Добавить цитату

Когда я открываю очередную книгу или собираюсь прочесть отдельное новое стихотворение Чевеги, я всегда предвкушаю счастье, и это предвкушение сбывается, причём всегда – неожиданным каким-то образом. Это род наркотического привыкания, и лично я подсел с первой дозы, думаю, как и многие. Я привык разнимать стихи на составляющие (каждый композитор – лингвист в каком-то смысле), и поэтика Михаила Чевеги, вроде бы легко поддаётся анализу – но суммарное действие образующих её элементов так сильно, что становится ясно: самый главный ингредиент никакому анализу не поддаётся.

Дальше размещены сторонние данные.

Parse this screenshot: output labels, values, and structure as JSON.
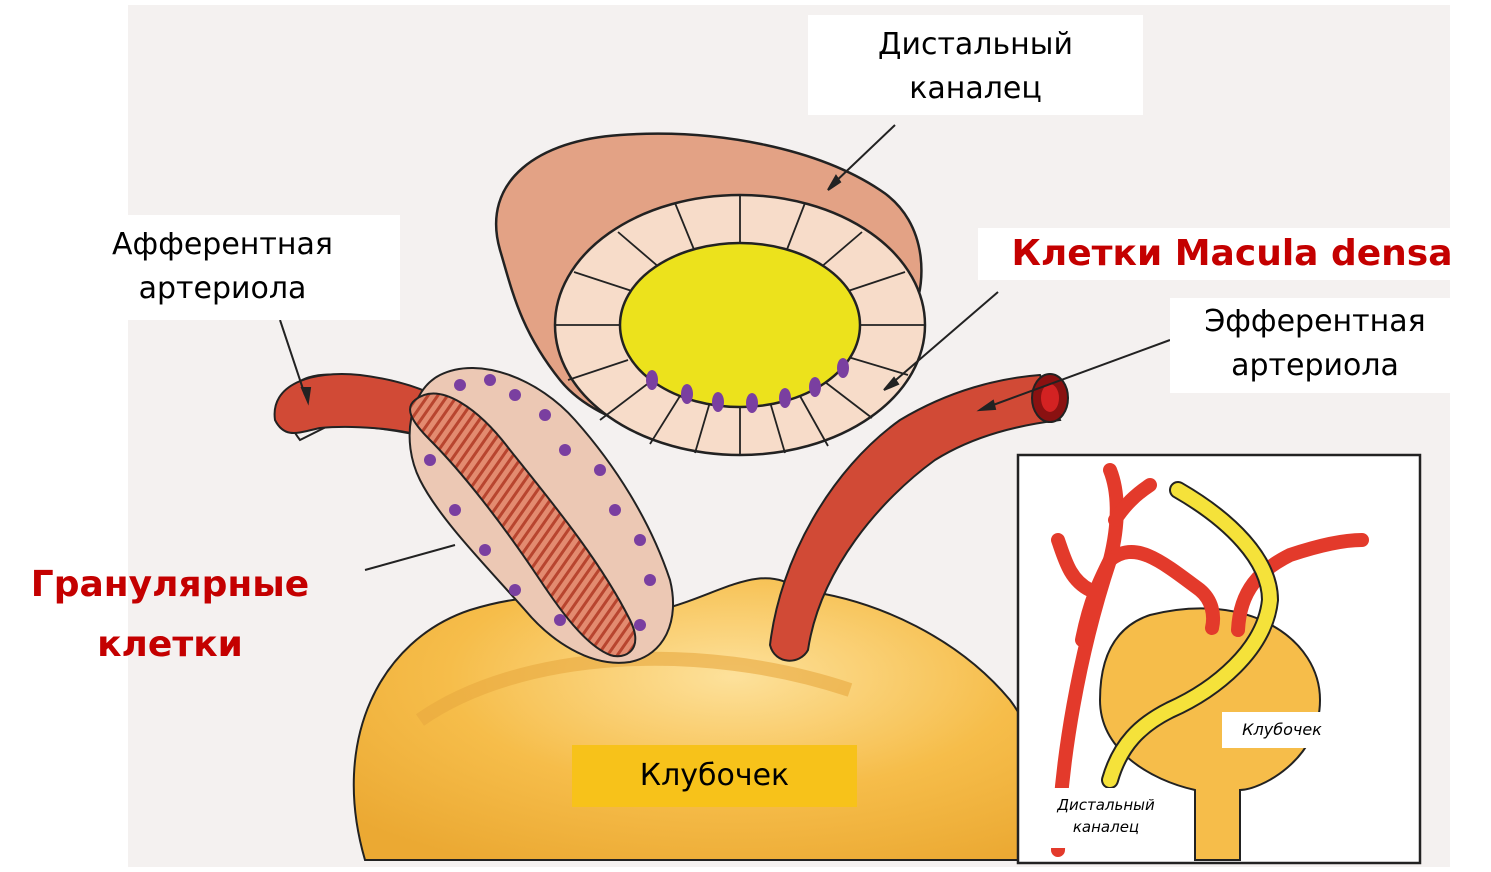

Попытка как-то его обозначить немедленно требует каких-то громких слов, которых я обычно стесняюсь, по крайней мере, до третьего тоста, но я попробую и на трезвую голову: любовь, радость, сочувствие жизни, снова любовь. Но штука в том, что любовь-то у всех, а такие стихи только у Чевеги – такой точности, такого гемоглобина зашкаливающего, такой мужской нежности я больше ни у каких других поэтов не встречал. Именно поэтому я очень часто в разговоре с приятным мне собеседником вдруг ору: «Чевега! вы не читали! сейчас!» – и тут же лезу в телефон, и декламирую. Книга «Жизнь замечательных», мне кажется, должна была бы всё время подрагивать и даже лопаться, не удерживаемая оковами обложки, если бы живая сила стихотворений выражалась на бумаге как-то физически, непосредственно; это книга для долгого чтения – в том смысле, что с каждым стихотворением, по прочтении, лично мне нужно как-то пожить, не знаю, выйти в темень немотивированно и без шапки, выпить рюмку, взять семью на ручки. Чего и вам желаю, дорогие читатели.